Le succès numéro 1 du manga aurait pu, à la manière de Dragon Ball Z, fournir une adaptation en série d'une médiocrité affligeante. C'est sans compter le talent du créateur Oda, certes plus discret qu'un Myazaki, mais qu'on reconnait après avoir creusé. Des années que je voyais au hasard des extraits de la série, voir des moitiés d'épisodes. Toujours, j'y trouvais une laideur assommante et une histoire d'une grande platitude. Peut être était-ce le cas des épisodes avant que je commence à la saison débuté à l'épisode 390 (rassurez vous, les épisodes n'excèdent pas 25 minutes compte tenu des génériques) ceux partant de la saison Sabaody ayant semblent-ils bien prit en maturité artistique et narrative. Quoiqu'il en soit, j'ai commencé par l'épisode 390 après m'être fait raconter toute l'histoire antèrieure, je fais donc la critique partant de ces épis :
One Piece, après quelques épisodes, déploie en fait un récit de grand intérêt, révèle un monde séduisant et une vraie inventivité. Ne faisons pas la fine bouche, elle a un grand avantage sur les animés jap rivaux : les personnages de OP ne sont pas stéréotypés et agaçants, ils sont complexes, attachants, ambigus, pas manichéens, longs à cerner. Les méchants ne sont ni ridicules ni caricaturaux, mais complexes et "humains" -d'ailleurs y a t'il des "gentils" et "méchants" dans OP ? les camps sont nombreux (pirates, marine, corsaires, révolutionnaires) et les ennemis des héros ne sont pas souvent des vilains. Ainsi donc, les méchants rarement grotesques peuvent être charismatique, voir fascinants, et aux personnalités diverses. Les héros eux, échappent au "personnages tous gentils et trop parfaits" infantile. Les combats ? Du point de vue narratif, les duels jamais trop faciles pour les héros ni clichés, dégagent alors un véritable suspense et des surprises. Les rebondissements sont souvent inattendus (et pourtant je suis fort en terme de "devinez ce qui va se passer"). L'humour, alors que je hais particulièrement celui des mangas, m'a parfois séduit, peut être par sa part de réalisme. Bref, un scénario, qui s'il ne dévoile pas un canevas innovant reste un bon cru par son traitement. Autre grand mérite, OP est une série sérieuse, plutôt dramatique. Elle ne vise pas prioritairement les enfants : les tabous sur le sexe, la violence difficile et la grossièreté, ont été discrètement détournés. Ceux qui aiment cette série, d'ailleurs, ne comprennent souvent pas son vrai intérêt, où réside sa beauté.

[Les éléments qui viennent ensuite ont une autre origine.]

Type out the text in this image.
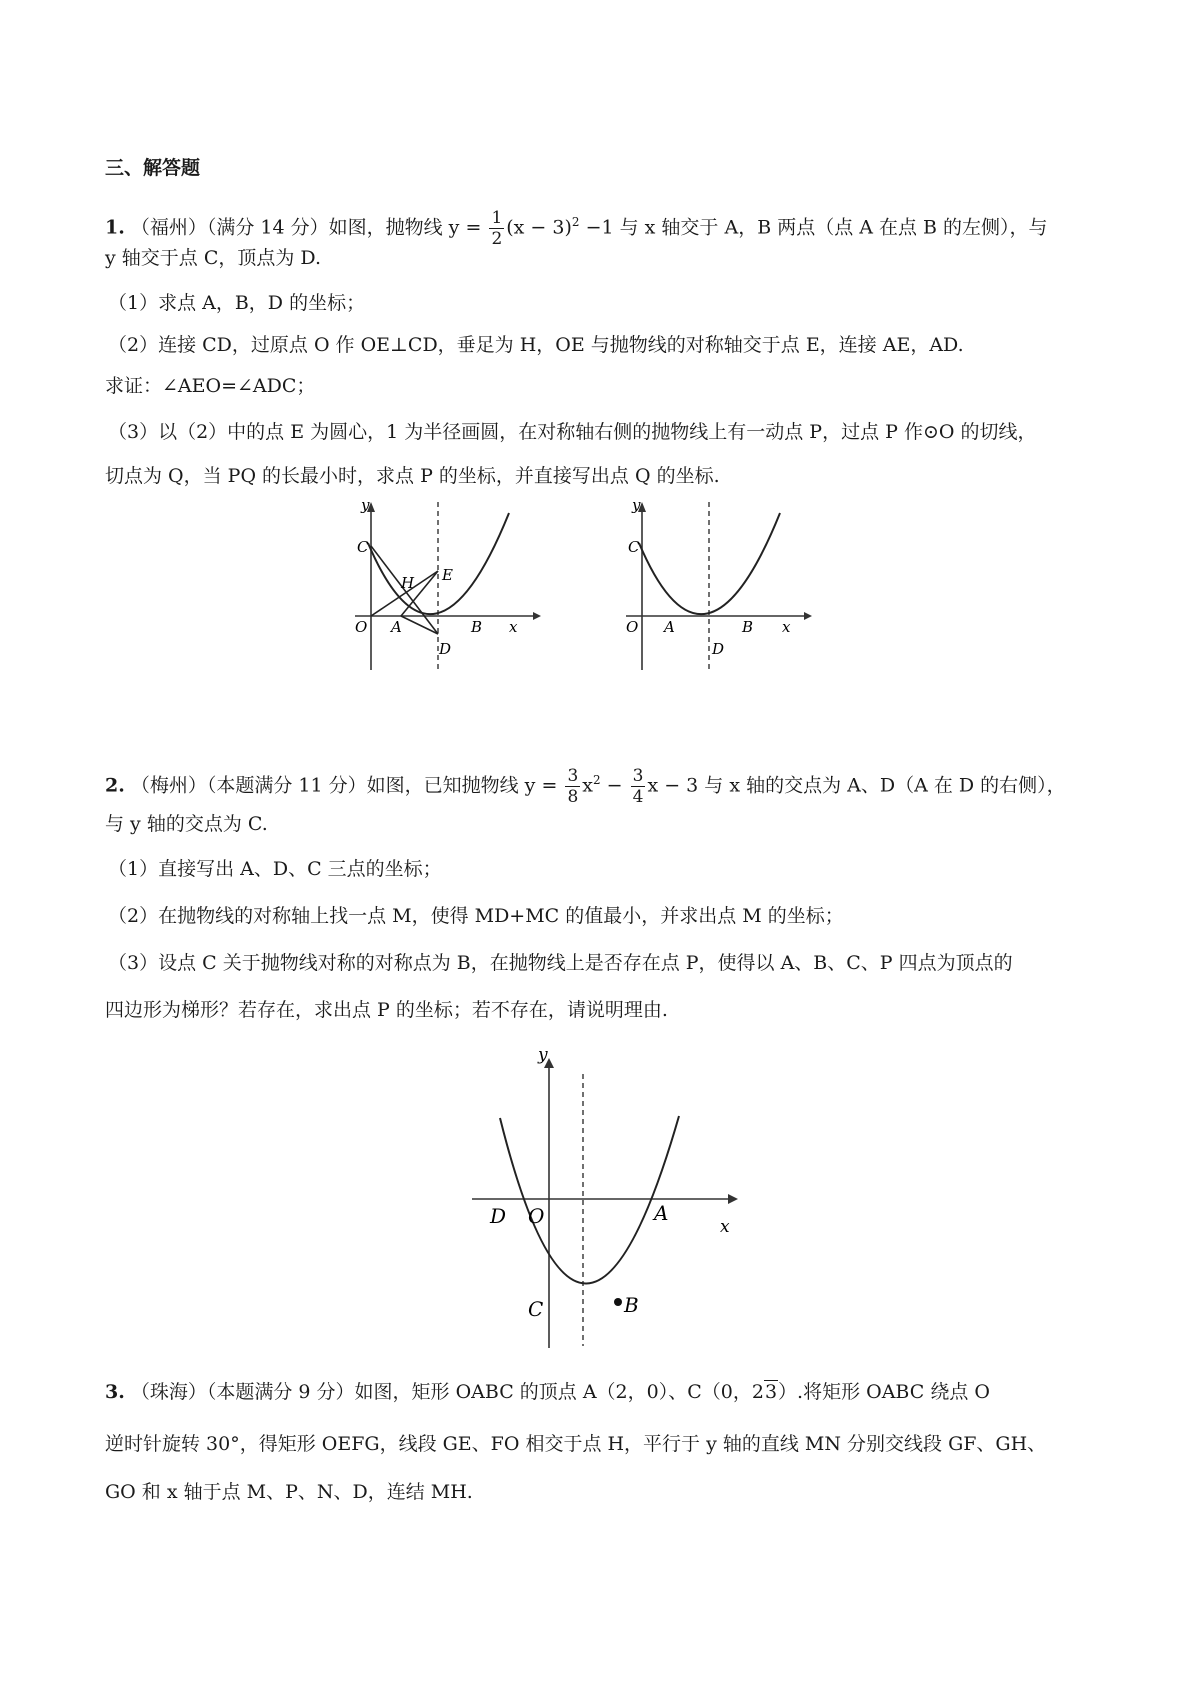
三、解答题
1. （福州）（满分 14 分）如图，抛物线 $y = \frac{1}{2} (x - 3)^2 -1$ 与 x 轴交于 A，B 两点（点 A 在点 B 的左侧），与
y 轴交于点 C，顶点为 D.
（1）求点 A，B，D 的坐标；
（2）连接 CD，过原点 O 作 OE⊥CD，垂足为 H，OE 与抛物线的对称轴交于点 E，连接 AE，AD.
求证：∠AEO=∠ADC；
（3）以（2）中的点 E 为圆心，1 为半径画圆，在对称轴右侧的抛物线上有一动点 P，过点 P 作⊙O 的切线，
切点为 Q，当 PQ 的长最小时，求点 P 的坐标，并直接写出点 Q 的坐标.
y
C
H E
O A	B x
D
y
C
O A	B x
D
2. （梅州）（本题满分 11 分）如图，已知抛物线 $y = \frac{3}{8} x^2 - \frac{3}{4}$ x − 3 与 x 轴的交点为 A、D（A 在 D 的右侧），
与 y 轴的交点为 C.
（1）直接写出 A、D、C 三点的坐标；
（2）在抛物线的对称轴上找一点 M，使得 MD+MC 的值最小，并求出点 M 的坐标；
（3）设点 C 关于抛物线对称的对称点为 B，在抛物线上是否存在点 P，使得以 A、B、C、P 四点为顶点的
四边形为梯形？若存在，求出点 P 的坐标；若不存在，请说明理由.
y
D O	A
x
C	B
3. （珠海）（本题满分 9 分）如图，矩形 OABC 的顶点 A（2，0）、C（0，23）.将矩形 OABC 绕点 O
逆时针旋转 30°，得矩形 OEFG，线段 GE、FO 相交于点 H，平行于 y 轴的直线 MN 分别交线段 GF、GH、
GO 和 x 轴于点 M、P、N、D，连结 MH.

Niveau réalisation, nous avons droit encore une fois à quelque chose de soigné. Alors certes, One Piece n'échappe pas à la triste tradition des séries japonaises à succès : faire le plus d'argent avec le moins de moyens possibles. Ainsi, le budget serré de OP ne lui permet pas d'échapper aux défauts des séries semblables, au manque d'application : les mouvements ne sont pas très fluides et donc très saccadés (certaines secondes où les personnages défilent sont ainsi désagréables : serait-ce du 10 images secondes ,2 minutes par série ?) les détails pas aussi nombreux qu'on l'aimerait, les expressions trop simplifiées (voir les visages figés plusieurs secondes, les lèvres qui collent mal aux paroles, pour les cris un simple rond dessiné). Cependant, le travail visuel de la série prouve que depuis 2008 (avant je n'arrivai parfois même pas à regarder) OP est somptueux par rapport aux rivaux du genre ; les couleurs sont belles, certains décors presque un régal, et surtout, la mise en scène est prodigieuse. OP semble être directement inspiré de Sergio Leone, dans les cadrages saisissants, les "mouvements de caméras" inspirés, et la lenteur de l'action, c'est peut être la toute meilleure mise en scène dont disposent les animés. Seul regret : le design excentrique de quelques personnages, un peu grotesques du coup, mais je mets ça sur le compte de mes habitudes européennes.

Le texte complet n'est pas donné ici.